Using a Formula to Describe a Sampling Distribution Exercise 15 “Births” requires the construction of a table that describes the sampling distribution of the proportions of girls from two births. Consider the formula shown here, and evaluate that formula using sample proportions (represented by x) of 0, 0.5, and 1. Based on the results, does the formula describe the sampling distribution? Why or why not?

$P\left(x\right)=\frac{1}{2\left(2-2x\right)!\left(2x\right)!}\text{where}x=0,0.5,1$

Short answer

The probability values of occurrence of sample proportions using the given formula are listed below:

• P(0)=0.25
• P(0.5)=0.5
• P(1)=0.25

Because the probability values are the same as the values derived empirically by defining all the samples, the probability formula can be considered to represent the sampling distribution of sample proportions.

Step-by-step solution

Given information

The sample proportion of girls in two births hold the values: 0, 0.5, and 1.
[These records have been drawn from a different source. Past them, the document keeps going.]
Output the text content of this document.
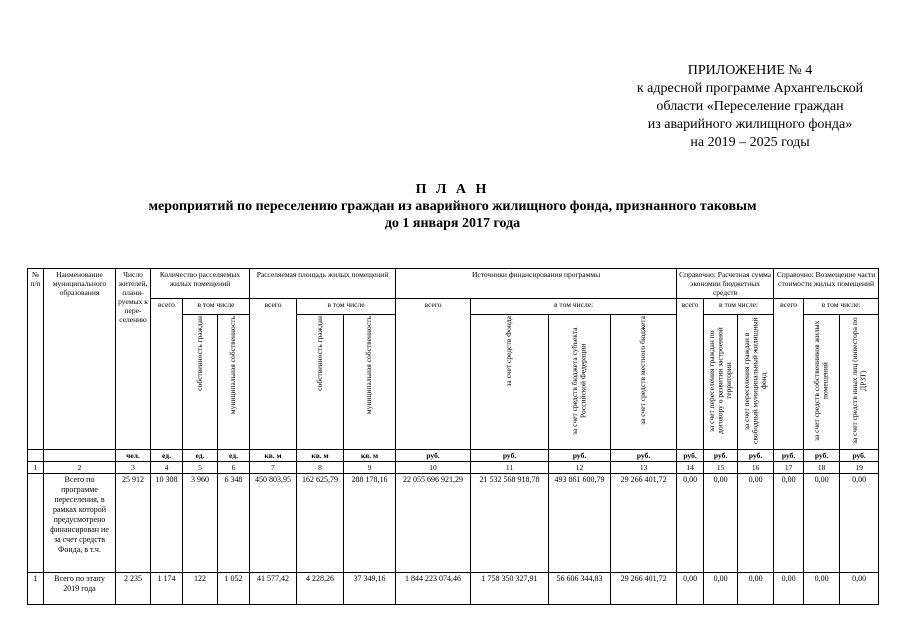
ПРИЛОЖЕНИЕ № 4
к адресной программе Архангельской
области «Переселение граждан
из аварийного жилищного фонда»
на 2019 – 2025 годы
П Л А Н
мероприятий по переселению граждан из аварийного жилищного фонда, признанного таковым
до 1 января 2017 года
№ п/п	Наименование муниципального образования	Число жителей, плани-руемых к пере-селению	Количество расселяемых жилых помещений			Расселяемая площадь жилых помещений			Источники финансирования программы				Справочно: Расчетная сумма экономии бюджетных средств			Справочно: Возмещение части стоимости жилых помещений		
			всего	в том числе		всего	в том числе		всего	в том числе:			всего	в том числе:		всего	в том числе:	
				собственность граждан	муниципальная собственность		собственность граждан	муниципальная собственность		за счет средств Фонда	за счет средств бюджета субъекта Российской Федерации	за счет средств местного бюджета		за счет переселения граждан по договору о развитии застроенной территории	за счет переселения граждан в свободный муниципальный жилищный фонд		за счет средств собственников жилых помещений	за счет средств иных лиц (инвестора по ДРЗТ)
		чел.	ед.	ед.	ед.	кв. м	кв. м	кв. м	руб.	руб.	руб.	руб.	руб.	руб.	руб.	руб.	руб.	руб.
1	2	3	4	5	6	7	8	9	10	11	12	13	14	15	16	17	18	19
	Всего по программе переселения, в рамках которой предусмотрено финансирован ие за счет средств Фонда, в т.ч.	25 912	10 308	3 960	6 348	450 803,95	162 625,79	288 178,16	22 055 696 921,29	21 532 568 918,78	493 861 600,79	29 266 401,72	0,00	0,00	0,00	0,00	0,00	0,00
1	Всего по этапу 2019 года	2 235	1 174	122	1 052	41 577,42	4 228,26	37 349,16	1 844 223 074,46	1 758 350 327,91	56 606 344,83	29 266 401,72	0,00	0,00	0,00	0,00	0,00	0,00
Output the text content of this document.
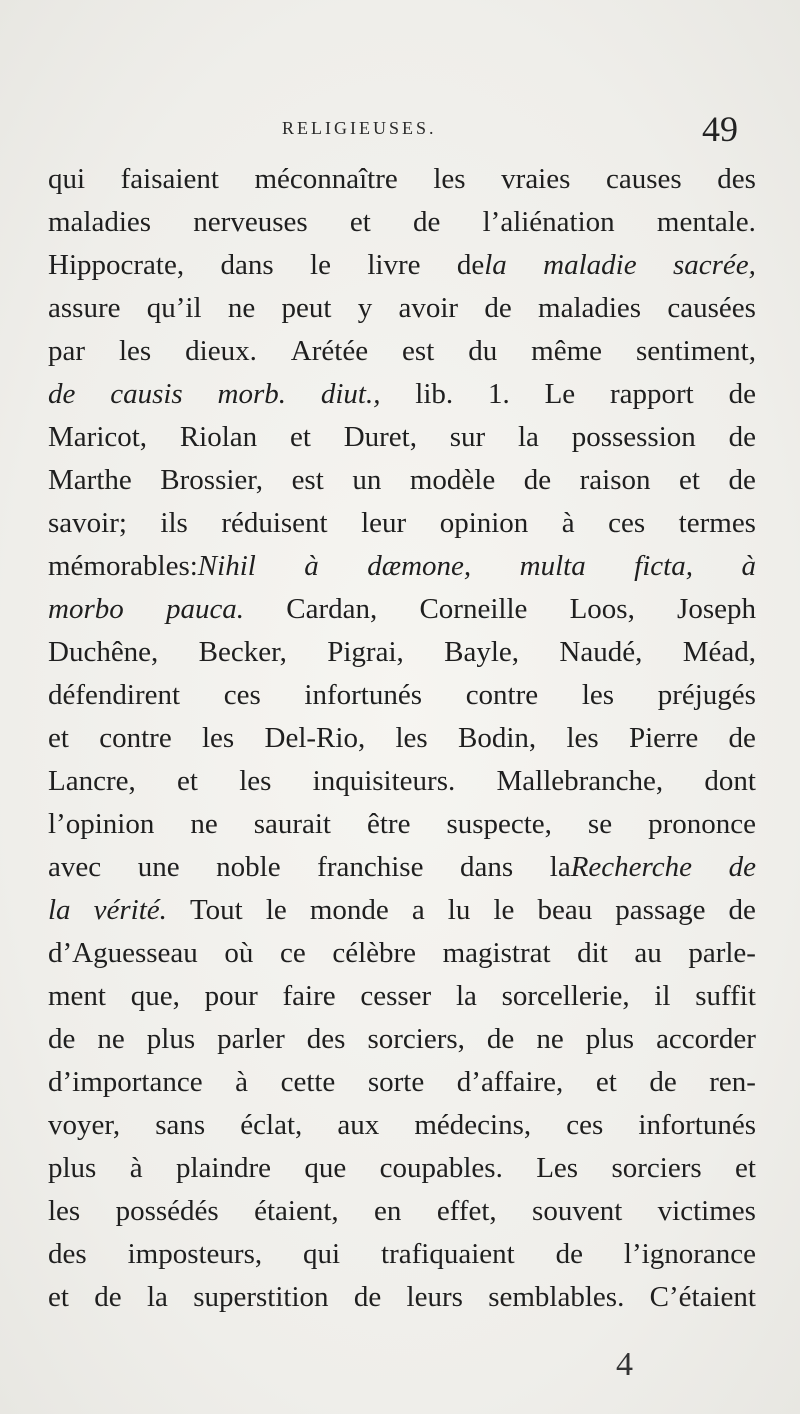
RELIGIEUSES.	49
qui faisaient méconnaître les vraies causes des
maladies nerveuses et de l’aliénation mentale.
Hippocrate, dans le livre dela maladie sacrée,
assure qu’il ne peut y avoir de maladies causées
par les dieux. Arétée est du même sentiment,
de causis morb. diut., lib. 1. Le rapport de
Maricot, Riolan et Duret, sur la possession de
Marthe Brossier, est un modèle de raison et de
savoir; ils réduisent leur opinion à ces termes
mémorables:Nihil à dæmone, multa ficta, à
morbo pauca. Cardan, Corneille Loos, Joseph
Duchêne, Becker, Pigrai, Bayle, Naudé, Méad,
défendirent ces infortunés contre les préjugés
et contre les Del-Rio, les Bodin, les Pierre de
Lancre, et les inquisiteurs. Mallebranche, dont
l’opinion ne saurait être suspecte, se prononce
avec une noble franchise dans laRecherche de
la vérité. Tout le monde a lu le beau passage de
d’Aguesseau où ce célèbre magistrat dit au parle-
ment que, pour faire cesser la sorcellerie, il suffit
de ne plus parler des sorciers, de ne plus accorder
d’importance à cette sorte d’affaire, et de ren-
voyer, sans éclat, aux médecins, ces infortunés
plus à plaindre que coupables. Les sorciers et
les possédés étaient, en effet, souvent victimes
des imposteurs, qui trafiquaient de l’ignorance
et de la superstition de leurs semblables. C’étaient
4
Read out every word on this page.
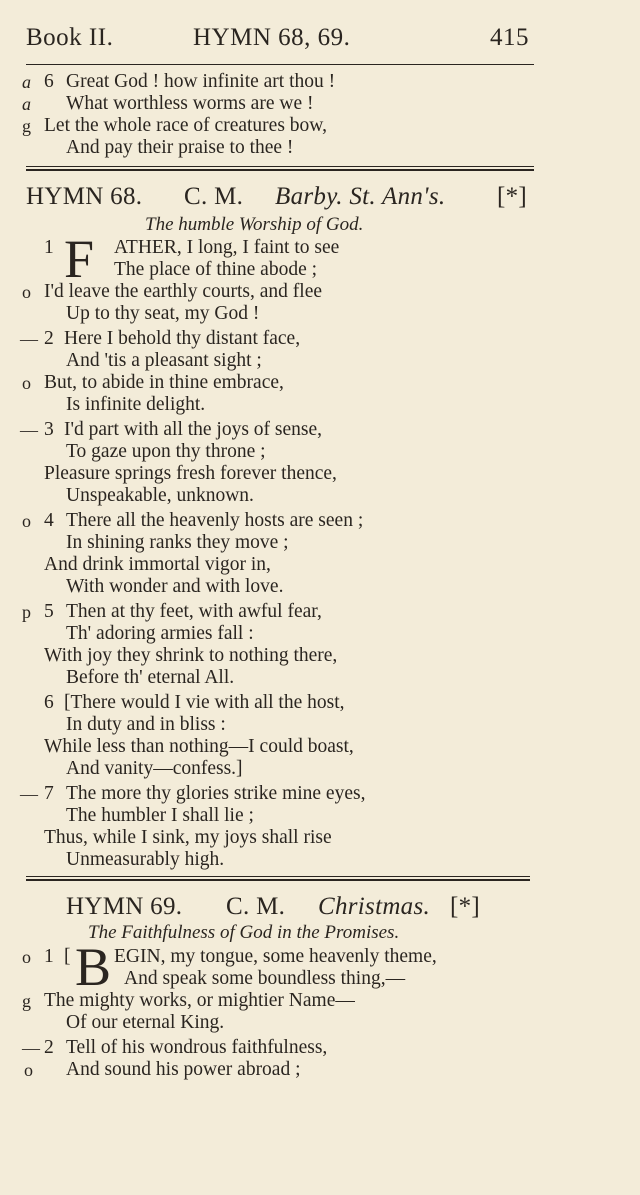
Book II.	HYMN 68, 69.	415
a 6 Great God ! how infinite art thou !
a What worthless worms are we !
g Let the whole race of creatures bow,
And pay their praise to thee !
HYMN 68. C. M. Barby. St. Ann's. [*]
The humble Worship of God.
1 F ATHER, I long, I faint to see
The place of thine abode ;
o I'd leave the earthly courts, and flee
Up to thy seat, my God !
— 2 Here I behold thy distant face,
And 'tis a pleasant sight ;
o But, to abide in thine embrace,
Is infinite delight.
— 3 I'd part with all the joys of sense,
To gaze upon thy throne ;
Pleasure springs fresh forever thence,
Unspeakable, unknown.
o 4 There all the heavenly hosts are seen ;
In shining ranks they move ;
And drink immortal vigor in,
With wonder and with love.
p 5 Then at thy feet, with awful fear,
Th' adoring armies fall :
With joy they shrink to nothing there,
Before th' eternal All.
6 [There would I vie with all the host,
In duty and in bliss :
While less than nothing—I could boast,
And vanity—confess.]
— 7 The more thy glories strike mine eyes,
The humbler I shall lie ;
Thus, while I sink, my joys shall rise
Unmeasurably high.
HYMN 69. C. M. Christmas. [*]
The Faithfulness of God in the Promises.
o 1 [ B EGIN, my tongue, some heavenly theme,
And speak some boundless thing,—
g The mighty works, or mightier Name—
Of our eternal King.
— 2 Tell of his wondrous faithfulness,
o And sound his power abroad ;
The probability of occurrence of each of the proportions is to be computed using the given formula.

Refer to Exercise 15, all possible samples of size 2 given in the sample space are:

bb

bg

gb

gg

Probability of sample proportions

Let x denote the sample proportion of girls in two births.

The sample of proportion of girls in two births (x) can have the following values:

• 0
• 0.5
• 1

The total number of samples is equal to 4.

The probability formula given to compute the probability ofoccurrence of each of the proportions in all 4 samples is shown below:

$P\left(x\right)=\frac{1}{2\left(2-2x\right)!\left(2x\right)!}\text{where}x=0,0.5,1$

Substituting the values of x, the following probabilities are obtained:

$$\begin{gathered} P\left(0\right)=\frac{1}{2\left(2-2\left(0\right)\right)!\left(2\left(0\right)\right)!} \\ =\frac{1}{4} \\ =0.25 \end{gathered}$$

Thus, the probability of occurrence of sample proportion equal to 0 is equal to 0.25.

$$\begin{gathered} P\left(0.5\right)=\frac{1}{2\left(2-2\left(0.5\right)\right)!\left(2\left(0.5\right)\right)!} \\ =\frac{1}{2} \\ =0.5 \end{gathered}$$

Thus, the probability of occurrence of sample proportion equal to 0.5 is equal to 0.5.

$$\begin{gathered} P\left(1\right)=\frac{1}{2\left(2-2\left(1\right)\right)!\left(2\left(1\right)\right)!} \\ =\frac{1}{4} \\ =0.25 \end{gathered}$$

Thus, the probability of occurrence of sample proportion equal to 1 is equal to 0.25.

Since the probability values are the same as the values computed empirically by defining all the samples (obtained in Exercise 15), it can be concluded that the probability formula considered describes the sampling distribution of sample proportions.